現在は[質量]の単位が[kg]で基本単位とされ、[力]の単位が[N] で、組立単位として定められている。

                       [力]=[質量][長さ]/[時間]^2    ・・・    (1)

「固体力学 I 」では何が書かれているか、目次を紹介しておく。
第 I 編 構造設計の個体力学
第1章 個体力学と構造物
第2章 構造物のうける荷重
第3章 応力とひずみ
第4章 構造物の強さと機能
第5章 構造物の力学的性質(I)

この「固体力学 I 」の例でわかるように固体力学、材料力学、構造力学、等に類する他の教科書でも力の概念に(1)式は全く出て来ない。もっぱら応力・ひずみの関係で表現されている。

これに反して、単に力学と表示された教科書では、軌道解析、天体力学など、運動解析に関して力の作用が説かれている。いわゆるニュートン力学である。従って、力の定義はニュートンの運動の第2法則でもある(1)式であり、現行の[N] =[kg][m]/[s]^2 とされている。力が作用した物体に生ずる応力・ひずみの説明はまず出てこない。

国際単位系を決める会議のメンバーは力に関しては運動に関心のある物理学者が支配的で応力・ひずみに関心がある工学者は誰もいなかったのであろう。

ニュートンの運動の第2法則でもある(1)式は質量の定義に使うべきであり、力の定義はフックの法則によるべきである。ニュートン秤とは目盛りを[N]で表したバネ秤である。この秤を精度良くしたものが力原器であると想定するだけで済む。

(追加)
これまで「力とは何か」を考えると力は線や点で作用することは出来ず、必ず面で作用するものであると説明してきました。これは力よりも圧力が基本的な量であることを示しているのです。

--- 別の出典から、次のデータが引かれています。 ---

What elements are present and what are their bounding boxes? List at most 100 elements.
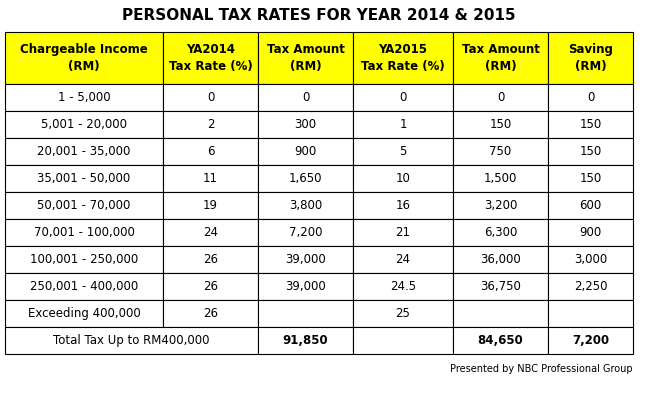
Bar xyxy=(453,32,548,84)
Bar xyxy=(353,111,453,138)
Text: 24: 24 xyxy=(203,226,218,239)
Text: 150: 150 xyxy=(489,118,512,131)
Text: 150: 150 xyxy=(579,172,602,185)
Text: 35,001 - 50,000: 35,001 - 50,000 xyxy=(38,172,131,185)
Bar xyxy=(353,192,453,219)
Bar xyxy=(5,300,163,327)
Text: 24: 24 xyxy=(395,253,410,266)
Text: 3,800: 3,800 xyxy=(289,199,322,212)
Text: 91,850: 91,850 xyxy=(283,334,328,347)
Bar xyxy=(5,246,163,273)
Text: 0: 0 xyxy=(207,91,214,104)
Bar xyxy=(163,192,258,219)
Bar xyxy=(453,327,548,354)
Text: 36,750: 36,750 xyxy=(480,280,521,293)
Bar xyxy=(453,111,548,138)
Bar xyxy=(353,32,453,84)
Text: 10: 10 xyxy=(395,172,410,185)
Bar xyxy=(163,138,258,165)
Bar xyxy=(548,32,633,84)
Text: 36,000: 36,000 xyxy=(480,253,521,266)
Text: 0: 0 xyxy=(587,91,594,104)
Bar xyxy=(5,32,163,84)
Text: 1,650: 1,650 xyxy=(289,172,322,185)
Text: 300: 300 xyxy=(294,118,316,131)
Text: 150: 150 xyxy=(579,145,602,158)
Bar xyxy=(548,165,633,192)
Bar xyxy=(163,246,258,273)
Bar xyxy=(163,165,258,192)
Bar xyxy=(258,138,353,165)
Bar xyxy=(258,246,353,273)
Text: 600: 600 xyxy=(579,199,602,212)
Text: 7,200: 7,200 xyxy=(572,334,609,347)
Bar xyxy=(5,138,163,165)
Text: 26: 26 xyxy=(203,253,218,266)
Bar xyxy=(453,246,548,273)
Bar xyxy=(5,165,163,192)
Bar xyxy=(5,111,163,138)
Bar xyxy=(258,84,353,111)
Bar xyxy=(353,273,453,300)
Bar xyxy=(548,300,633,327)
Bar xyxy=(453,84,548,111)
Bar xyxy=(163,300,258,327)
Bar xyxy=(258,32,353,84)
Text: 900: 900 xyxy=(294,145,316,158)
Bar xyxy=(453,165,548,192)
Text: Total Tax Up to RM400,000: Total Tax Up to RM400,000 xyxy=(53,334,210,347)
Bar xyxy=(548,84,633,111)
Text: 6,300: 6,300 xyxy=(484,226,517,239)
Bar xyxy=(548,111,633,138)
Text: 24.5: 24.5 xyxy=(390,280,416,293)
Text: 3,200: 3,200 xyxy=(484,199,517,212)
Text: 84,650: 84,650 xyxy=(477,334,523,347)
Bar xyxy=(353,327,453,354)
Text: 2: 2 xyxy=(207,118,214,131)
Text: 3,000: 3,000 xyxy=(574,253,607,266)
Text: 39,000: 39,000 xyxy=(285,253,326,266)
Text: Tax Amount
(RM): Tax Amount (RM) xyxy=(461,43,540,73)
Bar xyxy=(258,111,353,138)
Bar xyxy=(5,327,258,354)
Text: 25: 25 xyxy=(395,307,410,320)
Text: 5: 5 xyxy=(399,145,407,158)
Bar xyxy=(163,32,258,84)
Text: 70,001 - 100,000: 70,001 - 100,000 xyxy=(34,226,135,239)
Bar xyxy=(353,300,453,327)
Text: 19: 19 xyxy=(203,199,218,212)
Text: 20,001 - 35,000: 20,001 - 35,000 xyxy=(38,145,131,158)
Text: 21: 21 xyxy=(395,226,410,239)
Text: Tax Amount
(RM): Tax Amount (RM) xyxy=(267,43,344,73)
Bar xyxy=(548,138,633,165)
Text: Saving
(RM): Saving (RM) xyxy=(568,43,613,73)
Text: 1,500: 1,500 xyxy=(484,172,517,185)
Bar xyxy=(163,219,258,246)
Text: 1 - 5,000: 1 - 5,000 xyxy=(58,91,110,104)
Bar xyxy=(5,273,163,300)
Text: 26: 26 xyxy=(203,307,218,320)
Text: YA2014
Tax Rate (%): YA2014 Tax Rate (%) xyxy=(169,43,252,73)
Text: 11: 11 xyxy=(203,172,218,185)
Text: 2,250: 2,250 xyxy=(574,280,608,293)
Bar xyxy=(353,84,453,111)
Text: 0: 0 xyxy=(302,91,309,104)
Text: 1: 1 xyxy=(399,118,407,131)
Bar xyxy=(548,327,633,354)
Bar xyxy=(5,192,163,219)
Text: Exceeding 400,000: Exceeding 400,000 xyxy=(28,307,140,320)
Bar xyxy=(548,192,633,219)
Text: YA2015
Tax Rate (%): YA2015 Tax Rate (%) xyxy=(361,43,445,73)
Bar xyxy=(548,246,633,273)
Bar xyxy=(258,192,353,219)
Bar xyxy=(353,138,453,165)
Text: 16: 16 xyxy=(395,199,410,212)
Text: 0: 0 xyxy=(399,91,407,104)
Text: 5,001 - 20,000: 5,001 - 20,000 xyxy=(41,118,127,131)
Bar xyxy=(353,165,453,192)
Bar xyxy=(5,84,163,111)
Text: Chargeable Income
(RM): Chargeable Income (RM) xyxy=(20,43,148,73)
Text: 7,200: 7,200 xyxy=(289,226,322,239)
Bar xyxy=(453,219,548,246)
Bar xyxy=(548,273,633,300)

現在のニュートン力学では、圧力は[圧力]=[力]/[面積]と定義されていますから、圧力の単位[Pa]は組立単位です。

この関係は[圧力]と[力]が対等の関係にあることも示しています。従って、[力]=[圧力]・[面積]であり、[圧力]を基本単位とすれば[力]は組立単位に下がります。

現在、質量の単位がキログラム原器から見直される途中にありますが、もっぱら再現性のある高精度の実測方法があることで決められようとしています。

しかし、7種ある基本単位のうち電流の基本単位、アンペア[A] の定義は物理的な意味での定義であって、実測方法から定義されているのでないことは明らかです。

基本単位とは物理的な意味で決め、別に高精度で実測できる方法を技術の進歩に応じて変更することが一番良いように思われます。